Multiple Vietnamese government agencies were contacted for this story, but didn’t respond to interview requests. In the past, the Vietnamese government has called American tactics a smear campaign to benefit the interests of “affluent” Southern farmers. Vietnam is now appealing the latest tariffs at the World Trade Organization.
“It’s unfair and the Vietnamese have a right to complain,” says Adam Sitkoff, executive director of the American Chamber of Commerce in Hanoi, an organization that promotes increased trade and investment between the US and Vietnam.
“This stuff that the US is doing to try to hold back the Vietnamese fish, it’s just pretty silly if you’re looking at this from any sort of point of logic,” says Sitkoff, who himself eats Vietnamese white fish, says it’s safe, and by the way, calls it catfish. “I think anyone who eats it calls it catfish.”
Sitkoff argues that adding these barriers to trade ultimately hurts American consumers who buy seafood.
“They’re just paying more money for the same fish that they would’ve gotten for a less-expensive price,” says Sitkoff. “So, we see this as just a form of protectionism. And it’s not something that’s going to bring back a lot of jobs or really help a lot of people.”
In Greensboro, Townsend Kyser says tariffs aren’t just about protecting a few catfish farmers. He says when they go out of business, everybody around here suffers.
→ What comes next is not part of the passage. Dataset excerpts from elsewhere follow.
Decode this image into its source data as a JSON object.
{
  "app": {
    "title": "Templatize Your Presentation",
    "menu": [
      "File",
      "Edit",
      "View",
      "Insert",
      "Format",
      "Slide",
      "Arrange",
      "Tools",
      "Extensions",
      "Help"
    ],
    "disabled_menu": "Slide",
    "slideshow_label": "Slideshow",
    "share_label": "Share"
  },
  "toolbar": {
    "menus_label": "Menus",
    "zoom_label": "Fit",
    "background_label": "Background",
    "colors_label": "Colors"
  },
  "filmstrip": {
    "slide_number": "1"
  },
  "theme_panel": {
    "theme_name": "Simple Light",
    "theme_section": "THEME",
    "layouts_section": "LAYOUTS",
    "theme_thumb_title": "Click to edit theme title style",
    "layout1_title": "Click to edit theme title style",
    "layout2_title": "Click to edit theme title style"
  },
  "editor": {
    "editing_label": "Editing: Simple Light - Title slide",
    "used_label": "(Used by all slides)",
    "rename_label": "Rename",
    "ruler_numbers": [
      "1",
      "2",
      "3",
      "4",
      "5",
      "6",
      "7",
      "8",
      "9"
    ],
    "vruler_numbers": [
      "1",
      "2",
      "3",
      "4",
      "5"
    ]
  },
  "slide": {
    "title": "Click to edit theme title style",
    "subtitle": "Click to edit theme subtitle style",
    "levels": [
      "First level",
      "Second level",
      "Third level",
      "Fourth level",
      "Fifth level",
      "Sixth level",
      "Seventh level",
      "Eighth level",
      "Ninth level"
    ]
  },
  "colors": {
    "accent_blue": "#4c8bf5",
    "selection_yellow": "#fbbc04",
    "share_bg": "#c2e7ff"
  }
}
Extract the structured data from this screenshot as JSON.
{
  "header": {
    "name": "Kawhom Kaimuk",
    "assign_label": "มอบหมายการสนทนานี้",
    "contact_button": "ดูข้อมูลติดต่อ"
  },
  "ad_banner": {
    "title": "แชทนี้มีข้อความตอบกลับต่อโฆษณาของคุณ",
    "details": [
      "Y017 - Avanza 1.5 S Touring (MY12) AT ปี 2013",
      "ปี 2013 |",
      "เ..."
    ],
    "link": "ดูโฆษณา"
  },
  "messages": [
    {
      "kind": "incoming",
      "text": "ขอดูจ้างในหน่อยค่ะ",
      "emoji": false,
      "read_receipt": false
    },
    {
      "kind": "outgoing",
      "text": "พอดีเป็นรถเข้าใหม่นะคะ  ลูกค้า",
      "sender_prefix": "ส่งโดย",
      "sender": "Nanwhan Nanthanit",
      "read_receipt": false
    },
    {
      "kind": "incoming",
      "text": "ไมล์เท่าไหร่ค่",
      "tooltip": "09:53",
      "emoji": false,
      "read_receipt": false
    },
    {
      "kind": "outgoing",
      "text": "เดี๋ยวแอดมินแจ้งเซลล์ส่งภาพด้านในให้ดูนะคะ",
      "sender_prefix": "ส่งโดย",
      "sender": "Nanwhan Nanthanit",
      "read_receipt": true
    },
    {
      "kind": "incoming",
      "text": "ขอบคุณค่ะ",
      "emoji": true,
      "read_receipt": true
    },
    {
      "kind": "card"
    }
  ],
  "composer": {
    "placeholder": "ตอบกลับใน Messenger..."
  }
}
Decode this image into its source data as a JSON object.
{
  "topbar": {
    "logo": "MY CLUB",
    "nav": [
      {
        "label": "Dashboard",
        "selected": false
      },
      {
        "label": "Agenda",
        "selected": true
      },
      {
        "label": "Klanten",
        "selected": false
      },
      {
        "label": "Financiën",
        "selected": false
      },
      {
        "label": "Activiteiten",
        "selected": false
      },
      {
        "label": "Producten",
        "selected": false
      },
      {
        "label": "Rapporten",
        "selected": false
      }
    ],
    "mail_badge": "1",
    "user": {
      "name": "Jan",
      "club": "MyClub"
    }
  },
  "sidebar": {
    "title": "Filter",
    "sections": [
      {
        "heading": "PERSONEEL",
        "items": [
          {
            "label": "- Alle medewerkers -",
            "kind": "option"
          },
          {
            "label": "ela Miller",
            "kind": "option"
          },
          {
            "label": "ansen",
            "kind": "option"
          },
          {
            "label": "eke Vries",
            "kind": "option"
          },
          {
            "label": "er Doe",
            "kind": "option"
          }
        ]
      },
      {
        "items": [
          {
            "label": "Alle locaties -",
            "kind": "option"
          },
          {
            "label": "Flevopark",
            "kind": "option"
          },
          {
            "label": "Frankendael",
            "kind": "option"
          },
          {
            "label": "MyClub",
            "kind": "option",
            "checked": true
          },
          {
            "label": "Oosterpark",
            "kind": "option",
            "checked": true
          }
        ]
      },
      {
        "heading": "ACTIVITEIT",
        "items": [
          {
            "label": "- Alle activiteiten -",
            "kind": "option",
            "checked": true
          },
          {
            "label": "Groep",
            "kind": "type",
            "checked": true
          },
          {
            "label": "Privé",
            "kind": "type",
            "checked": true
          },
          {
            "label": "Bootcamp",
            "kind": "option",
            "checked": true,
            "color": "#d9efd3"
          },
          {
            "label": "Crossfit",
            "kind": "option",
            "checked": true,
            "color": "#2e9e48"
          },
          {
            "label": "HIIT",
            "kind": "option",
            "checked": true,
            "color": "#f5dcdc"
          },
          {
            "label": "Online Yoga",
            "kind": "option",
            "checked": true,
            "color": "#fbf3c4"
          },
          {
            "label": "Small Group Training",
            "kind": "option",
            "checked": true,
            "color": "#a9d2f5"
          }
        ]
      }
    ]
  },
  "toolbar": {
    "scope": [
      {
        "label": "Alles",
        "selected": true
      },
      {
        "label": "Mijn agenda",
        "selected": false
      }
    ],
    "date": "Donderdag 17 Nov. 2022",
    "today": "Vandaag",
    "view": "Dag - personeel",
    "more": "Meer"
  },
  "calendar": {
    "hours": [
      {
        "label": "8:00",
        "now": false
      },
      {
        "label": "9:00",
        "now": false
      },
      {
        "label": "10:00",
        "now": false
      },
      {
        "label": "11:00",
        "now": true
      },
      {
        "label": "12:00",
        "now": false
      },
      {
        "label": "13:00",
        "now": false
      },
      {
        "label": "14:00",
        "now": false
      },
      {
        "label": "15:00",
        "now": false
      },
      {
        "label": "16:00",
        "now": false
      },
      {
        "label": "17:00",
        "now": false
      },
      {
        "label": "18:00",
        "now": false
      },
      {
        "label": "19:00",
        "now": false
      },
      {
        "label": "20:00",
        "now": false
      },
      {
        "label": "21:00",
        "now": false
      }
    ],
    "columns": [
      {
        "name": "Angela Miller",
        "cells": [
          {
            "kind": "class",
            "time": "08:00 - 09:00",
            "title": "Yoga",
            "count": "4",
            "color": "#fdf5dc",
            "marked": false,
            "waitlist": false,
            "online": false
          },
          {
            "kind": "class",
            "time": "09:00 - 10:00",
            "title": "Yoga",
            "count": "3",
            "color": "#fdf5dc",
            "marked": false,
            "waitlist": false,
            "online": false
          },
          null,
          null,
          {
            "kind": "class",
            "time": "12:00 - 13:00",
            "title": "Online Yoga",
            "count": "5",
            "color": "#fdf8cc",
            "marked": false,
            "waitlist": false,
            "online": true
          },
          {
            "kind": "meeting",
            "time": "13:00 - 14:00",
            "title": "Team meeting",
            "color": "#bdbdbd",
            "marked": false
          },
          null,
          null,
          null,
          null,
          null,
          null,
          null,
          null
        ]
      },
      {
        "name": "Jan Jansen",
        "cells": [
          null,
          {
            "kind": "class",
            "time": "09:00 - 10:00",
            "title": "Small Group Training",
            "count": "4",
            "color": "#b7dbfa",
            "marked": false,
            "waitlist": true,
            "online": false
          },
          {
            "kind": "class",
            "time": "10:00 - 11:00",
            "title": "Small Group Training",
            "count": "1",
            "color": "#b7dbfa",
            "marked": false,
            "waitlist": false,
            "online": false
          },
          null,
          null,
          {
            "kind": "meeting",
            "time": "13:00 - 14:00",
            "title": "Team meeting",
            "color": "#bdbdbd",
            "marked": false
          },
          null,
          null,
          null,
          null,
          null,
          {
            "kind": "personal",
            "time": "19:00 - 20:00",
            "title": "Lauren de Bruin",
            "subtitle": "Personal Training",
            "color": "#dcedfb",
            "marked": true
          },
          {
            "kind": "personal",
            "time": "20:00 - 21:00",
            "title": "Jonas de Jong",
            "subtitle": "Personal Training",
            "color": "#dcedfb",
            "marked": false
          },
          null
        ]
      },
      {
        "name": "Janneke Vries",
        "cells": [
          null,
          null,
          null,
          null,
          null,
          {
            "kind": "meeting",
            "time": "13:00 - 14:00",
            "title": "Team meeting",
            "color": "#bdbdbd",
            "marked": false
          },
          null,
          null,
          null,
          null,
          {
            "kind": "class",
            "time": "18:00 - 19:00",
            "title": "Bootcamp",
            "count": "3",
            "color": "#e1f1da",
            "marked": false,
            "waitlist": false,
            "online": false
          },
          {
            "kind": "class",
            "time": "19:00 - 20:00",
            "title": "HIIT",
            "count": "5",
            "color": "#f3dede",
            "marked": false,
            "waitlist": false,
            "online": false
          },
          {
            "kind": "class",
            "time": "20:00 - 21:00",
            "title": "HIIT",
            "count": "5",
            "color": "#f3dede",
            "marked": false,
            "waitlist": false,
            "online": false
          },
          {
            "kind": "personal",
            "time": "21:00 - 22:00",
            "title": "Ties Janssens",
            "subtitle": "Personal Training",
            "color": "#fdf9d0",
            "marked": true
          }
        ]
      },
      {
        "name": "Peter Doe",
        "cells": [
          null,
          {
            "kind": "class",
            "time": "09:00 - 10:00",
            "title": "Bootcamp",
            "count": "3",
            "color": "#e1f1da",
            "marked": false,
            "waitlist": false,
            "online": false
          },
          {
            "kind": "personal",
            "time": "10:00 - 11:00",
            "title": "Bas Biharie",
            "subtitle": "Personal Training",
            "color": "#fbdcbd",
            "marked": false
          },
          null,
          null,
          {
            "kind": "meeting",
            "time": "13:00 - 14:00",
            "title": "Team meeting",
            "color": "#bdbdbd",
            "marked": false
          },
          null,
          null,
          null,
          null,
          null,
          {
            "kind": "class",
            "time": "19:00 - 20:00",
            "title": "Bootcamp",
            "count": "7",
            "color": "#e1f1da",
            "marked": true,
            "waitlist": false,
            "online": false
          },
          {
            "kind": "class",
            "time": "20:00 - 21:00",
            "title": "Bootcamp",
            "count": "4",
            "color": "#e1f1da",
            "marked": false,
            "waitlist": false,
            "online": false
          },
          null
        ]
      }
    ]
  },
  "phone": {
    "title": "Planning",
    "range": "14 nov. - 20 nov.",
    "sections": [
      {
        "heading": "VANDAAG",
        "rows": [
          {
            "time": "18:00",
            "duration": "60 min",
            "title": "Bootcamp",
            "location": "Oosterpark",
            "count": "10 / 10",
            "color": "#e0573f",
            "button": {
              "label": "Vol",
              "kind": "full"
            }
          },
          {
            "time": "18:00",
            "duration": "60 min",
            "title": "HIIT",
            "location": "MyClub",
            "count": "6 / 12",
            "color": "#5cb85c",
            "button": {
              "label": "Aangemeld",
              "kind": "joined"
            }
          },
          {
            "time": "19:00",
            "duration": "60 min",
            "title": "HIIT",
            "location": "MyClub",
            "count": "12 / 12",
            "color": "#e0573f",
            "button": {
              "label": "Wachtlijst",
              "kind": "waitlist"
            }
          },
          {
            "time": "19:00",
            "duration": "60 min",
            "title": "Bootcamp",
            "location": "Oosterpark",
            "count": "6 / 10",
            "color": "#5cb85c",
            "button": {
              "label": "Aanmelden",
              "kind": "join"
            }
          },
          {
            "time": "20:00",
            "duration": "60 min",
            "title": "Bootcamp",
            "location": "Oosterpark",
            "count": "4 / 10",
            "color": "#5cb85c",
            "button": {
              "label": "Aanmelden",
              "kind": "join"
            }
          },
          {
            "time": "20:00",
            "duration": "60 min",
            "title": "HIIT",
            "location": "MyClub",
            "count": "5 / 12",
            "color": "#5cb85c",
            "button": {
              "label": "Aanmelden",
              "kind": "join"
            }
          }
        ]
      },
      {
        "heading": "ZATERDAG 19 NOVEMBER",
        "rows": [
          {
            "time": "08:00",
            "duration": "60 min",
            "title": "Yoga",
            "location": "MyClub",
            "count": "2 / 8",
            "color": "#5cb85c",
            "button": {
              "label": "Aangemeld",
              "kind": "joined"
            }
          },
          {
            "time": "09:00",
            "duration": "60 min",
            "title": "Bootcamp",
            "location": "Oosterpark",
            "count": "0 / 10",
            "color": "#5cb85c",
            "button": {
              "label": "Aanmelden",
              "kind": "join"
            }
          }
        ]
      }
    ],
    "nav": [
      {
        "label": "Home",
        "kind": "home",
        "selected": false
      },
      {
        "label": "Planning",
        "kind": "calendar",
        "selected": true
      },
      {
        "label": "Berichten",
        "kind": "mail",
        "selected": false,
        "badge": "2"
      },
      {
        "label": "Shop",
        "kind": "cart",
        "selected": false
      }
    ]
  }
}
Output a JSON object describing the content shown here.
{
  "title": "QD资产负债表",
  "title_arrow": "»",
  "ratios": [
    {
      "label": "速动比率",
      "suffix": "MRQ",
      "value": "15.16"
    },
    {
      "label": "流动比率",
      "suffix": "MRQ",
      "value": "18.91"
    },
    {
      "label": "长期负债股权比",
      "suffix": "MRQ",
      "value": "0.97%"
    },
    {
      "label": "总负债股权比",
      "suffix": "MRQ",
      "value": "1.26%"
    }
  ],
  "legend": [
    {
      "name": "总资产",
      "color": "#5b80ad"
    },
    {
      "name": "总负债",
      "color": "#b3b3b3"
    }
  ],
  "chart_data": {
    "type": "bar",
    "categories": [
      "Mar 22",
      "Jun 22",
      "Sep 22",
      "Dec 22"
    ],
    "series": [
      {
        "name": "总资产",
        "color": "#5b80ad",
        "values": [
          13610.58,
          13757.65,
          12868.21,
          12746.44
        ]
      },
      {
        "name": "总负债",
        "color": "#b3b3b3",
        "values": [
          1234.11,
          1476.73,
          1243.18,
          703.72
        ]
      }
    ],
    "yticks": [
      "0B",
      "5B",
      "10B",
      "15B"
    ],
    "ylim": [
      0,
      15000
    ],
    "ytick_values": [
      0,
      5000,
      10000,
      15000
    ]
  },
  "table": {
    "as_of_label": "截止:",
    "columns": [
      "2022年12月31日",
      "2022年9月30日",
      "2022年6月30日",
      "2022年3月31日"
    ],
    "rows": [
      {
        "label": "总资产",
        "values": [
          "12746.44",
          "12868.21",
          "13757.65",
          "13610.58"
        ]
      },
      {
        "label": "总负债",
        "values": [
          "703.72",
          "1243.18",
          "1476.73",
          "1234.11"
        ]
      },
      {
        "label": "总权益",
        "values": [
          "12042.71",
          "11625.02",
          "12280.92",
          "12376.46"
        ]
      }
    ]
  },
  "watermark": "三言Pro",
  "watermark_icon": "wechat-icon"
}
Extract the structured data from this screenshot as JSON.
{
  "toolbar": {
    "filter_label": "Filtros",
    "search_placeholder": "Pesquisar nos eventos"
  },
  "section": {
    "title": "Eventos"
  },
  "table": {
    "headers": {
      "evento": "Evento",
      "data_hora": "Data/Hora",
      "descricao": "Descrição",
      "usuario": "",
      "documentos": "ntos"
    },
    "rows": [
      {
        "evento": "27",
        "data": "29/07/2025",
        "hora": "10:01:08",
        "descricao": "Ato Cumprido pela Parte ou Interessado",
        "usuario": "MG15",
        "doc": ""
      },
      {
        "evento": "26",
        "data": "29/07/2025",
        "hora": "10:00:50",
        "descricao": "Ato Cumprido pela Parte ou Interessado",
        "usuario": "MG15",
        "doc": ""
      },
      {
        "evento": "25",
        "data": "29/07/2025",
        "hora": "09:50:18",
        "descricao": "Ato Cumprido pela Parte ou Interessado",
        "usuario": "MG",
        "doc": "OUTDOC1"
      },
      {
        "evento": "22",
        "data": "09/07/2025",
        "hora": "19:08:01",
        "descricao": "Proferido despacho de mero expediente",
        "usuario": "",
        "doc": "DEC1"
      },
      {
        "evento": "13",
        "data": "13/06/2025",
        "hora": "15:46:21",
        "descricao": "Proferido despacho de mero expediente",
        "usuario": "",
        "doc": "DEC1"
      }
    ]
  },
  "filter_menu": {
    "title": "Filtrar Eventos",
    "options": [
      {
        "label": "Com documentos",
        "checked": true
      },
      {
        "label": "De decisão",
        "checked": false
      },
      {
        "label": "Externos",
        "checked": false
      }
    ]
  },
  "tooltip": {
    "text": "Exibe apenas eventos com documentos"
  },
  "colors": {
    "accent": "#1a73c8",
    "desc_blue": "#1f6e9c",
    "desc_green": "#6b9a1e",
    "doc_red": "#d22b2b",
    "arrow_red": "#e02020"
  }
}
“Even as much as the dentist’s office,” says Kyser. “We had a new dentist move to town, [and] when the worst happened about 10 years ago, he actually called me, because he’s about my age and wanted to know if he had offended anyone because his business had gone down so much. It just trickles down into everything.”
And Kyser makes one final appeal to buy American-raised catfish: “I think it tastes better, but that may be a personal opinion.”